What is fascinating to me, though, is that Kotnis’s nationalism is presented as what leads the youthful doctor to another country, where he helped their war effort. Heeding a Congress leader’s call for Indians to come to China’s aid during the Second Sino-Japanese War (Mao Zedong had apparently made such a request of Jawaharlal Nehru), the young graduate from Mumbai’s Seth GS Medical College decided to join a five-member medical mission to China in 1938. Watching Shantaram’s film in 2020, it is impossible not to be struck by the way Indian nationalism in the 1940s could be so naturally folded into an internationalist milieu of cooperation between what were then two poor Asian countries in a still-colonised world. (Some villains do exist: fittingly for a post-Second World War Indian film, it’s the Japanese, who are called ‘shaitan’ but shown as buffoons, in the almost classic tradition of the war movie.)

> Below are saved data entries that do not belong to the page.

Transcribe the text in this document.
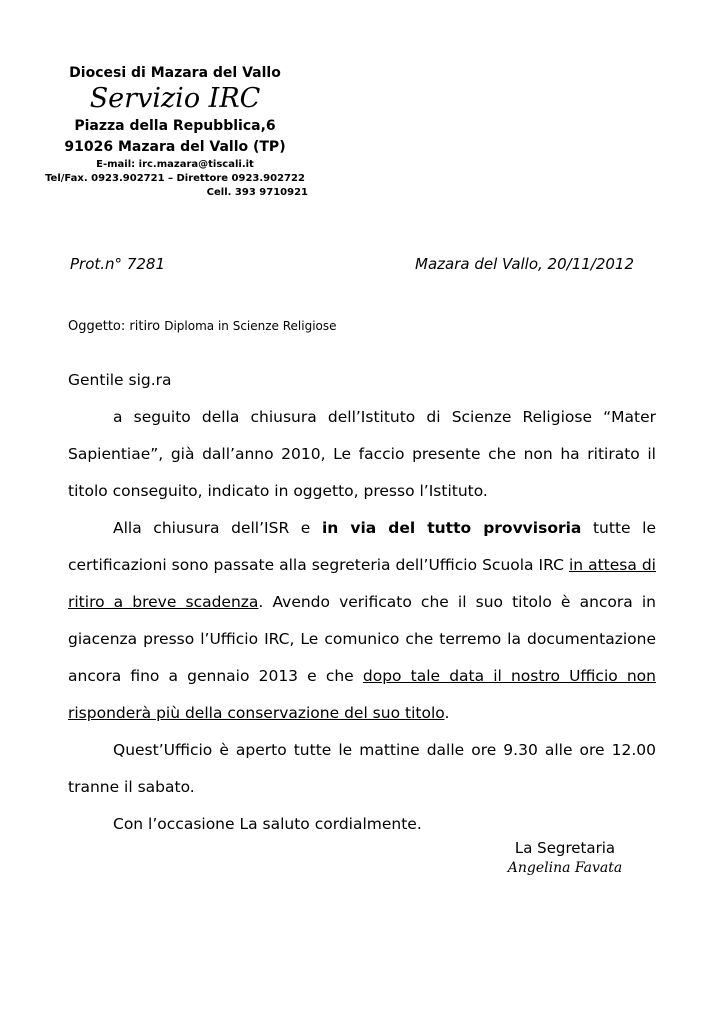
Diocesi di Mazara del Vallo
Servizio IRC
Piazza della Repubblica,6
91026 Mazara del Vallo (TP)
E-mail: irc.mazara@tiscali.it
Tel/Fax. 0923.902721 – Direttore 0923.902722
Cell. 393 9710921
Prot.n° 7281	Mazara del Vallo, 20/11/2012
Oggetto: ritiro Diploma in Scienze Religiose
Gentile sig.ra
a seguito della chiusura dell’Istituto di Scienze Religiose “Mater Sapientiae”, già dall’anno 2010, Le faccio presente che non ha ritirato il titolo conseguito, indicato in oggetto, presso l’Istituto.
Alla chiusura dell’ISR e in via del tutto provvisoria tutte le certificazioni sono passate alla segreteria dell’Ufficio Scuola IRC in attesa di ritiro a breve scadenza. Avendo verificato che il suo titolo è ancora in giacenza presso l’Ufficio IRC, Le comunico che terremo la documentazione ancora fino a gennaio 2013 e che dopo tale data il nostro Ufficio non risponderà più della conservazione del suo titolo.
Quest’Ufficio è aperto tutte le mattine dalle ore 9.30 alle ore 12.00 tranne il sabato.
Con l’occasione La saluto cordialmente.
La Segretaria
Angelina Favata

Scripted by the great KA Abbas, Dr Kotnis opens with the handsome young doctor (played by Shantaram himself) returning from Mumbai to announce to his shocked parents that he has just pledged to serve in China. His ageing father, caught off-guard while proudly displaying the clinic he’d had made for young Dwarka in their hometown of Solapur, has a teary turnaround. It’s a remarkable propagandist scene, where Shantaram and Abbas take the figure of the obedient son and finesse the resonant Indian idea of filial duty into duty to the motherland. The sacrifice is dual, because Dwarka’s father too must give up his ‘budhaape ki laathi’. The Hindi phrase about children as the support of one’s old age is propped up by an actual laathi that Dwarka presents to his father – which falls symbolically from the old man’s hand as his son boards the ship to China. The dramatic foreboding has a reason: the father will die without seeing his son again, and Dwarka will never return.

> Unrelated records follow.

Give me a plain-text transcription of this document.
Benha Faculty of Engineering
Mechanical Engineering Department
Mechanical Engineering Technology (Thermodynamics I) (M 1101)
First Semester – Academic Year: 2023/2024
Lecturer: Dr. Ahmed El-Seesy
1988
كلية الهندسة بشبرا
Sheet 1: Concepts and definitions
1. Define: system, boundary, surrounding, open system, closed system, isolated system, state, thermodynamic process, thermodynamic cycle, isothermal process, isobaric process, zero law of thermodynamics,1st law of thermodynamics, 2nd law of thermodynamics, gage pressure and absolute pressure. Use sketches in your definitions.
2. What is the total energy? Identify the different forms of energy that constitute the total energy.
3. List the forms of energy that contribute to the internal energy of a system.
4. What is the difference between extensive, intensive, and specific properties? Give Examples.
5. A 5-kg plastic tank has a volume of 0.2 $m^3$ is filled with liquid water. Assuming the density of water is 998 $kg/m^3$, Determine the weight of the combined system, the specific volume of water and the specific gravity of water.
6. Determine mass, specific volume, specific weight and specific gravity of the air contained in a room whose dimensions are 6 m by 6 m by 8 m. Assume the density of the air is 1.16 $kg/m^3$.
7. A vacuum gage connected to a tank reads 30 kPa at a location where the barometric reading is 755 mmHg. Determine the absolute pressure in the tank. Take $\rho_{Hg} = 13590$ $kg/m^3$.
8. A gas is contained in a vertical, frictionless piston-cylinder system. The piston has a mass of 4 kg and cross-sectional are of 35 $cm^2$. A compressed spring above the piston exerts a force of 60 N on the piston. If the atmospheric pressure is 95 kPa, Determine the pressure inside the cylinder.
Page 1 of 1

Shantaram cast himself as Kotnis, and the actress Jayashree – who had become his second wife in 1941 – as Kotnis’s assistant Qing Lan (pronounced Ching Lan), whom he married and had a son with. The relationship between them is tenderly depicted, though it doffs its hat quite obviously to both nationalist propaganda and Hindi film romance. For instance, Qing Lan first meets the good doctor disguised as a boy, and there must be some singing and dancing before love can be declared. But it is striking for a mainstream Indian film in the 1940s to have a foreign, Chinese, heroine, who wears trousers and a shirt all through (except a sweetly comic interlude when she attempts to wear a sari during their wedding) and is as deeply devoted to her work as her husband is to his. It helps that Vasant Desai’s lively, memorable soundtrack is so superbly integrated into the narrative: I loved Jayashree’s ‘Main hoon nanhi nayi dulhan’, though it is clearly not a traditional song sung by Chinese brides, and one of the film’s enduring images for me is the sight of the good doctor watching lovingly as his pregnant Chinese wife sings a rousing song to lead the Red Army to its next destination: “Ghulam nahi tu, josh mein aa / Yeh desh hai tere, hosh mein aa”.

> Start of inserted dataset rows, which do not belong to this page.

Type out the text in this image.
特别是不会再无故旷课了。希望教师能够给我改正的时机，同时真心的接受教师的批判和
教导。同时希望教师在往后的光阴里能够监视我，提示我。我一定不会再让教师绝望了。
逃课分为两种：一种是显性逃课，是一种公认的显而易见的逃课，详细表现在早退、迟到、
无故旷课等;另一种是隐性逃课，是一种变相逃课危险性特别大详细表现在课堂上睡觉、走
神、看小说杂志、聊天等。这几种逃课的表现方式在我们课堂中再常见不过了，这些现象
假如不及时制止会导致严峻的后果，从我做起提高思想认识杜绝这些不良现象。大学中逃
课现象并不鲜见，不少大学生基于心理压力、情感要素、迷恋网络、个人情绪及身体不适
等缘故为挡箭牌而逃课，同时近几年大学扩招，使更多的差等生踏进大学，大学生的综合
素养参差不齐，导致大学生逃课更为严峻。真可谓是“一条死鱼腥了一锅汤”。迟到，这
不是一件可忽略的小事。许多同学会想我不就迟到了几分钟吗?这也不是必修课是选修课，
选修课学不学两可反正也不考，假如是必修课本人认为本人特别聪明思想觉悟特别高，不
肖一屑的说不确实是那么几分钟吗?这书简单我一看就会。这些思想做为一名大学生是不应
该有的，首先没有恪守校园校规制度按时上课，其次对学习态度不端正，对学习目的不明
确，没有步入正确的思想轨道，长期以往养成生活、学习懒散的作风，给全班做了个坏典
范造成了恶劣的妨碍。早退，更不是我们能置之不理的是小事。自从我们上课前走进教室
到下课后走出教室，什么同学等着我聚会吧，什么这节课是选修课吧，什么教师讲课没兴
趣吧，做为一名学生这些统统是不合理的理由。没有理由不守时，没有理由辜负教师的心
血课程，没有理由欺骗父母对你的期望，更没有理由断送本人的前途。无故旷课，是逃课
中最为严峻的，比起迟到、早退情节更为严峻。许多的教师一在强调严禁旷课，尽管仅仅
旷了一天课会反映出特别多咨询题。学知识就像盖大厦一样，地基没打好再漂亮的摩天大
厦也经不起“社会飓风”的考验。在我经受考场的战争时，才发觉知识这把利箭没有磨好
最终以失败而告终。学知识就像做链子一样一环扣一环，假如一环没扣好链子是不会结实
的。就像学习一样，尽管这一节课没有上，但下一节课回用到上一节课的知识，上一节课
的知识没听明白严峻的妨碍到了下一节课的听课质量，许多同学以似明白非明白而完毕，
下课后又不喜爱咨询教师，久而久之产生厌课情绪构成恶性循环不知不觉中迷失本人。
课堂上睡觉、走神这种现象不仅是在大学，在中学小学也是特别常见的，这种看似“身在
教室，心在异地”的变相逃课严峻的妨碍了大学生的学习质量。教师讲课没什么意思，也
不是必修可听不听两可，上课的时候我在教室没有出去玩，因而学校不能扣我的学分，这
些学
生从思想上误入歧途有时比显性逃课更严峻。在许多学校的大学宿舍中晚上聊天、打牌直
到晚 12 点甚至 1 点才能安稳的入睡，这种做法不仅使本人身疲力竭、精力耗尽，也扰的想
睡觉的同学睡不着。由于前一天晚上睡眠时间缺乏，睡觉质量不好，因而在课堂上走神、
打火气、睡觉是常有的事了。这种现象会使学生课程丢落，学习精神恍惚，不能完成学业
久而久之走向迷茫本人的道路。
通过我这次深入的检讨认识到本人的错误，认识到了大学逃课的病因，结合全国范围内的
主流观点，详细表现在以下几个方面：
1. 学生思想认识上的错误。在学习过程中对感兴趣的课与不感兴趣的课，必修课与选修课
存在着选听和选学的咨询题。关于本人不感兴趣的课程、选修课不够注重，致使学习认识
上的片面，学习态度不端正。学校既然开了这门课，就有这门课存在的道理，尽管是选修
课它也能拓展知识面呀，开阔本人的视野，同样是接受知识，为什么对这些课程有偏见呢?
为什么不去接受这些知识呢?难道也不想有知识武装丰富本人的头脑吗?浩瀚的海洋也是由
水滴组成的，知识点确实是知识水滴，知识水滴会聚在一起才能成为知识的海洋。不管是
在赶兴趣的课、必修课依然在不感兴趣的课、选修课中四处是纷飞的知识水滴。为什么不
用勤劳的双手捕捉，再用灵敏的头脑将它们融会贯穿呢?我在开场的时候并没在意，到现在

The Chinese-Indian relationship and the internationalist iteration of patriotism apart, the film is remarkable for the way that the medical profession is celebrated. Dr Kotnis’s heroism is no less integral to the national war effort than the Red Army general whose camp he joins – he is captured by the Japanese, endangers his own life to create a vaccine for a plague that breaks out among the Chinese population, and succumbs to epilepsy, but after having saved the general from certain death of his bullet wounds. An internationalist nationalism that talks about saving lives, rather than merely laying down one’s own or killing one's enemies: that's propaganda almost worth having.